Selective activation of apoptosis is often cited as one of the major goals of cancer chemotherapy. It is currently thought that dysregulated cell cycle proliferation and apoptosis are important factors in the development of cancer . Therefore, it appears that exploiting the apoptotic potential of cancer cells might lead to new therapies that could be less toxic to normal cells due to the physiologically controlled survival pathway .
The ethanol extract of P. peruviana was reported to possess the lowest IC50 value against Hep G2 cells but had no cytotoxic effect on normal BALB/C mouse liver cells ; however, because these two cell lines are derived from different species, they are unable to provide strong evidence that the extract is a potential chemotherapeutic agent for lung cancer.
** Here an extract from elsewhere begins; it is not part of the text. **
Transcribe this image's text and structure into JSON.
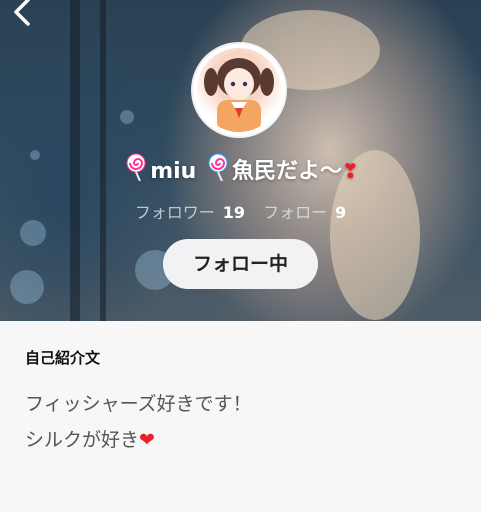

Using cell lines of the same species, we found that the IC50 of 4βHWE at 24 h was 3.75 μg/mL for the HGF-1 (human normal gingival fibroblast)  cell line (data not shown) which was higher than the IC50 of the H1299 human lung cancer cell line (at 0.71 μg/mL; Figure 3). These results showed that H1299 cancer cells, but not a normal cell line, were sensitive to 4βHWE. However, we cannot exclude the possibility that there are tissue-specific differences between gingival and lung cells. Therefore, further in vitro cell cytotoxicity studies using a normal lung cell line, additional different lung cancer cell lines, and an in vivo nude mice study are necessary to prove that 4βHWE can inhibit tumor growth without major side effects.
Genomic lesions due to activation of the DNA damage response were detected, which then determined the cell fate, i.e., either cycle arrest or apoptosis (Figures 3, 4). However, both cell cycle interruption and apoptosis analyses are time-consuming and cannot be completed within a short time, e.g., at least 12~24 h of drug treatment is required. In contrast, the comet-NE assay was very sensitive to DNA strand breaks and can rapidly be performed , making it possible to determine the extent of DNA damage within only 2 h . Moreover, to confirm the comet assay results, we enhanced the dosage of 4βHWE according to the IC50 value; the results of treatment with the IC50 and other higher concentrations were similar, and exhibited a dose-responsive effect.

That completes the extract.